Dat klinkt allemaal wel mooi, maar her lijkt toch helemaal niet voor onze tijd geschreven. Zeker, de Heer verwacht van ieder die in Hem gelooft dat hij ook getuigenis zou afleggen van dat geloof. Maar dat kan toch niet op de manier waarop de stagiairs dat in het evangelie moeten doen! Vraag is dan of dit verhaal ons nog wel een boodschap te bieden heeft. Of mogen we die bladzijde ongelezen laten?

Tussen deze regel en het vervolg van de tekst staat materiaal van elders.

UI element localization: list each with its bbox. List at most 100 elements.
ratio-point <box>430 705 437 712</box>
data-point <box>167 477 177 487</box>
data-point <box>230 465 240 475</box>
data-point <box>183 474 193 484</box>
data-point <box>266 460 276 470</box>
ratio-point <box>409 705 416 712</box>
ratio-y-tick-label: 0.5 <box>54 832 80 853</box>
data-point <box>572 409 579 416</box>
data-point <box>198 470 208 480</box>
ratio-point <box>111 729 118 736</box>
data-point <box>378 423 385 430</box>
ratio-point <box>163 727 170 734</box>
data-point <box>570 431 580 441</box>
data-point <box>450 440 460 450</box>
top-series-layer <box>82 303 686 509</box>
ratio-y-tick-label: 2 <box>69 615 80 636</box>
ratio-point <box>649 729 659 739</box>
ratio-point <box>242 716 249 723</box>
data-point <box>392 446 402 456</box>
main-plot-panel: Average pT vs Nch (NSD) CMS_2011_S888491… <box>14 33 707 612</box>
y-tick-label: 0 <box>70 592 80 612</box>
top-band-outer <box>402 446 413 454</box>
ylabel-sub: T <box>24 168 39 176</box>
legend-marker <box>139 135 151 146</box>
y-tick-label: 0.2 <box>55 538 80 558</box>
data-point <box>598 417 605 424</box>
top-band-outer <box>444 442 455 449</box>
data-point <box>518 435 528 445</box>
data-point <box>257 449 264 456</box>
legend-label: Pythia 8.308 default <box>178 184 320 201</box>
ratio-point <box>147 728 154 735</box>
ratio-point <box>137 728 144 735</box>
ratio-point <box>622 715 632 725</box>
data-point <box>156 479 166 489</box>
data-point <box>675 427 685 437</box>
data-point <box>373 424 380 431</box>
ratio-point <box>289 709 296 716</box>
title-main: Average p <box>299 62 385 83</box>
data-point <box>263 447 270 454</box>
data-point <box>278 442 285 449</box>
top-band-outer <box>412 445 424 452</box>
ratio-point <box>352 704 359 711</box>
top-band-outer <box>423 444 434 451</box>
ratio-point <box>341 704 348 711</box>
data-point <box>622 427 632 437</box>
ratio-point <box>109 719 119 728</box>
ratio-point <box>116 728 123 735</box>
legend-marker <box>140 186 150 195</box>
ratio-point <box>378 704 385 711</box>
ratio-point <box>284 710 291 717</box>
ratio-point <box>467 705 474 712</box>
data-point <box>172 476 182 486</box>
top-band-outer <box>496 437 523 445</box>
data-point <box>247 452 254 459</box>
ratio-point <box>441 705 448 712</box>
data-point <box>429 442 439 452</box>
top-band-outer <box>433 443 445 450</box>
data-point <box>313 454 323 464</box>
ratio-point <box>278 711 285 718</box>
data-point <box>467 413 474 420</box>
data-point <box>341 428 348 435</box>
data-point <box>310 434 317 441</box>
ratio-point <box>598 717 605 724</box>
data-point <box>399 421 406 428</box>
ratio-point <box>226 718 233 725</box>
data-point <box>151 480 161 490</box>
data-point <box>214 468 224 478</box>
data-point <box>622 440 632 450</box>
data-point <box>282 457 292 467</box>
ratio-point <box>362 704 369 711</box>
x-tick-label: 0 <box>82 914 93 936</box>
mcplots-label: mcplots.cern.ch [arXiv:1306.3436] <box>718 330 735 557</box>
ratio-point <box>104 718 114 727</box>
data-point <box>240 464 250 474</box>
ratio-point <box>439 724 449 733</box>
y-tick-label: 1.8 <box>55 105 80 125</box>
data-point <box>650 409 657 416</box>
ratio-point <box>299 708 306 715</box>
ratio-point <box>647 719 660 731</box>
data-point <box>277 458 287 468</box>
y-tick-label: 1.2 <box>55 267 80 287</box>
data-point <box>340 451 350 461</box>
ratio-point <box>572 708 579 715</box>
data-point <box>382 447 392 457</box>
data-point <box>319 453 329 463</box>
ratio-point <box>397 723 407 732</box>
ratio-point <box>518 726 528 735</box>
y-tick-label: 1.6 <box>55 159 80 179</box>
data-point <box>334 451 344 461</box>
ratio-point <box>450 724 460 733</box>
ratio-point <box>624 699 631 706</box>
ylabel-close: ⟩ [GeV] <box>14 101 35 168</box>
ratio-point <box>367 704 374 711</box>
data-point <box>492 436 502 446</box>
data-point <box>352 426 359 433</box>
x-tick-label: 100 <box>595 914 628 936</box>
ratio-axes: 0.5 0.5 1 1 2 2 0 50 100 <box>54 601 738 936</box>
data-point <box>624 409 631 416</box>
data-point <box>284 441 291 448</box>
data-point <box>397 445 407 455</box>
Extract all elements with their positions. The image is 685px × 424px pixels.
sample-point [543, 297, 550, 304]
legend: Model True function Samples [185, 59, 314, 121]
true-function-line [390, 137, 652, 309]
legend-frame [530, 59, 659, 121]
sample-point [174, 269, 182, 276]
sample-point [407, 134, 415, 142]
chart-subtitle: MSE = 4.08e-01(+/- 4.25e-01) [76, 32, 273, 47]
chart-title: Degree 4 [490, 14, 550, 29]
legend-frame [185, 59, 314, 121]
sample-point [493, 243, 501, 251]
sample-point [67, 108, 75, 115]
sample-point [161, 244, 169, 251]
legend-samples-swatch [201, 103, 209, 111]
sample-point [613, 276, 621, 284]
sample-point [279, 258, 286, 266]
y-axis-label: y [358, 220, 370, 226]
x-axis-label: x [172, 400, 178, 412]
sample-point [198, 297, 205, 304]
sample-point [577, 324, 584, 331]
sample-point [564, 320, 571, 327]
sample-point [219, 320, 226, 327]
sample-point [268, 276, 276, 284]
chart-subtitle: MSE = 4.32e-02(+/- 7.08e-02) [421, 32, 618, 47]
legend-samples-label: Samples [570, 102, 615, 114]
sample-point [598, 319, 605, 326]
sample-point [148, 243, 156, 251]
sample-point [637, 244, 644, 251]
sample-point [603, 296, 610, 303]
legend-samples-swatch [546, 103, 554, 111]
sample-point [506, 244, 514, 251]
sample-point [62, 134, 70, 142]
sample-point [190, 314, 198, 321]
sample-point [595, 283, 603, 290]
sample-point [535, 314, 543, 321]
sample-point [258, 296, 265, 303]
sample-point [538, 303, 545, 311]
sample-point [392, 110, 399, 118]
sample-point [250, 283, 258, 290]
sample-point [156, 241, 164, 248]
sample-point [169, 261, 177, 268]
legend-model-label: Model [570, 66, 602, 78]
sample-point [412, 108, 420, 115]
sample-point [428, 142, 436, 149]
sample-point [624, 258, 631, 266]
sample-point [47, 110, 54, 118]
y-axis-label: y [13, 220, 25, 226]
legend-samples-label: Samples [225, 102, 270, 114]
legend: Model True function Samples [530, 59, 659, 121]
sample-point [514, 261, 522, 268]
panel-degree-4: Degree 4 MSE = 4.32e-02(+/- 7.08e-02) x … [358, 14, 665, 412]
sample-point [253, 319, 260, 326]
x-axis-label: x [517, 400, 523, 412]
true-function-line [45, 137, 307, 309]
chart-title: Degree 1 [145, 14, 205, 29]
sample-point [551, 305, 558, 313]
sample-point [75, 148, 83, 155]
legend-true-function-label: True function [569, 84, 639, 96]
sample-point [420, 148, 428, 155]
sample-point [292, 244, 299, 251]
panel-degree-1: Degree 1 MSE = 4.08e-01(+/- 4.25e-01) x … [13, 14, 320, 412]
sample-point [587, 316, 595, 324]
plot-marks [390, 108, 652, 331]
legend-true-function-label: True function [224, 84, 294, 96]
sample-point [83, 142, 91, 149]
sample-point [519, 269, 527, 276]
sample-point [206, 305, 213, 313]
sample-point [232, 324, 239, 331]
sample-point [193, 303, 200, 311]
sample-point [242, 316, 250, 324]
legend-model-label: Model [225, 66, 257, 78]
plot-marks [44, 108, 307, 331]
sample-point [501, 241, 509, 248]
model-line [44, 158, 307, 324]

Laten we even stilstaan bij dat onverwachte succes. De zendelingen hebben in Jezus' naam de duivel kunnen overwinnen. Jezus pikt daar onmiddellijk op in: ‘Ik zag de satan als een bliksemschicht uit de hemel vallen.' Ook dat is weer vreemde beeldspraak voor ons. Jezus zag zijn optreden inderdaad als een strijd tegen de satan. De betekenis daarvan is duidelijk: de satan, ‘de Kwade', de machten van het kwaad moeten wijken voor Jezus' komst. Juist daarvan zijn de tweeënzeventig zo onder de indruk. Ze weten allicht niet goed wat dat ‘koninkrijk Gods', waarover Jezus het altijd weer heeft, precies zal zijn. Het is een stellige belofte, maar de inhoud blijft toch vaag. Wel stellen ze vast dat de machten van het kwaad wijken voor Jezus' naam. Wat die machten uitrichten, is duidelijk: dood, ziekte, bezetenheid, uitbuiting, onrecht enzovoort. Dat zijn ‘alle vijandelijke krachten,' zegt Jezus, ‘en Ik heb u macht gegeven om ertegen in te gaan.' Het Rijk Gods is het grote contrast, de sterke tegenkracht, het hei-lige ‘Neen' tegen het kwaad, tegen de Kwade, tegen de satan.

Voortdurend bekruipt ons de vrees dat er tegen die machten van het kwaad geen kruid gewassen is en dat de strijd ertegen tevergeefs zal zijn. Wie in Jezus' naam gelooft, geeft aan die ontmoediging niet toe. Door de tijden heen zullen de arbeiders voor de oogst altijd geloven en hopen dat het Rijk Gods sterker is dan de vijand. En ze zullen zieken genezen en zich blijven inzetten voor gerechtigheid.